Clinical features of HIGM5 typically appear in infancy or early childhood and may include:

• Recurrent respiratory tract infections (e.g., pneumonia, sinusitis)

• Chronic diarrhea and gastrointestinal infections

• Failure to thrive and poor growth

• Lymphoid hyperplasia (enlarged tonsils, adenoids, and lymph nodes)

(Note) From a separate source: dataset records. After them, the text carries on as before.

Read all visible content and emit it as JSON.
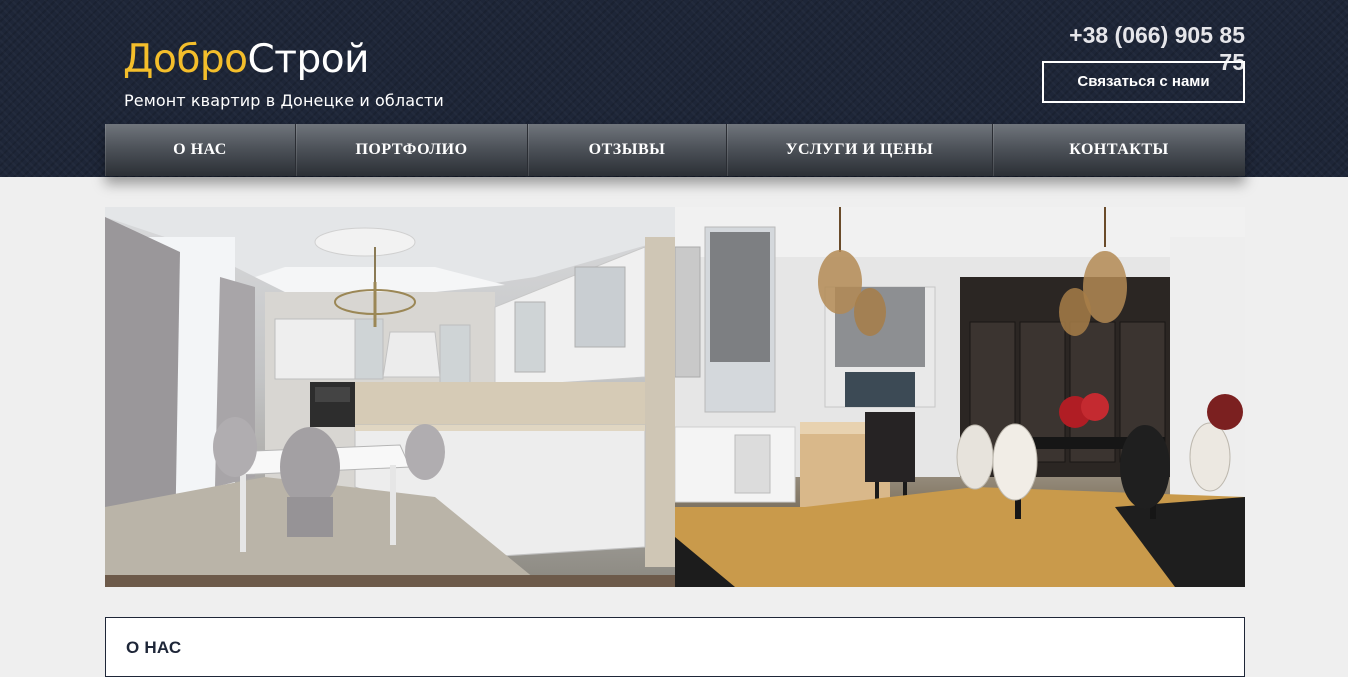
{
  "header": {
    "logo_part1": "Добро",
    "logo_part2": "Строй",
    "tagline": "Ремонт квартир в Донецке и области",
    "phone": "+38 (066) 905 85 75",
    "contact_button": "Связаться с нами"
  },
  "nav": {
    "items": [
      {
        "label": "О НАС"
      },
      {
        "label": "ПОРТФОЛИО"
      },
      {
        "label": "ОТЗЫВЫ"
      },
      {
        "label": "УСЛУГИ И ЦЕНЫ"
      },
      {
        "label": "КОНТАКТЫ"
      }
    ]
  },
  "about": {
    "title": "О НАС"
  },
  "colors": {
    "header_bg": "#1e2638",
    "logo_accent": "#f4be2b",
    "page_bg": "#efefef"
  }
}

• Skin infections or oral ulcers

• Autoimmune complications in some cases

Despite defective class switching, T cell function is usually preserved, and the clinical severity can be variable depending on the degree of immune dysfunction.

Diagnosis

Diagnosis of Hyper-IgM syndrome type 5 involves clinical evaluation, immunologic testing, and genetic confirmation. The diagnostic workup includes:

• Immunoglobulin profile: Normal or high IgM with low IgG, IgA, and IgE

• Flow cytometry: Normal CD40 and CD40L expression on T and B cells

• B cell function assays: Impaired class switch recombination and somatic hypermutation

• Genetic testing: Identification of biallelic mutations in the UNG gene

Confirming the specific genetic defect is important for appropriate classification, family counseling, and long-term management planning.

Treatment

Treatment of HIGM5 focuses on preventing infections and managing complications. Key components of care include:

• Immunoglobulin replacement therapy: Regular intravenous or subcutaneous IgG to maintain protective antibody levels

• Prophylactic antibiotics: To reduce the risk of recurrent bacterial infections

• Supportive care: Including treatment of acute infections, nutritional support, and growth monitoring

• Live vaccines: Should be avoided due to the risk of vaccine-related infections

Hematopoietic stem cell transplantation (HSCT) is not typically indicated for HIGM5, as T cell function remains intact and immunoglobulin replacement is often sufficient.

Prognosis

The prognosis for individuals with Hyper-IgM syndrome type 5 varies depending on the severity of infections and access to treatment. With early diagnosis and consistent immunoglobulin therapy, most patients can lead relatively stable lives and avoid life-threatening complications. However, without appropriate management, the risk of chronic lung disease, organ damage, and other complications increases. Lifelong follow-up with an immunologist is essential for optimizing outcomes and improving quality of life.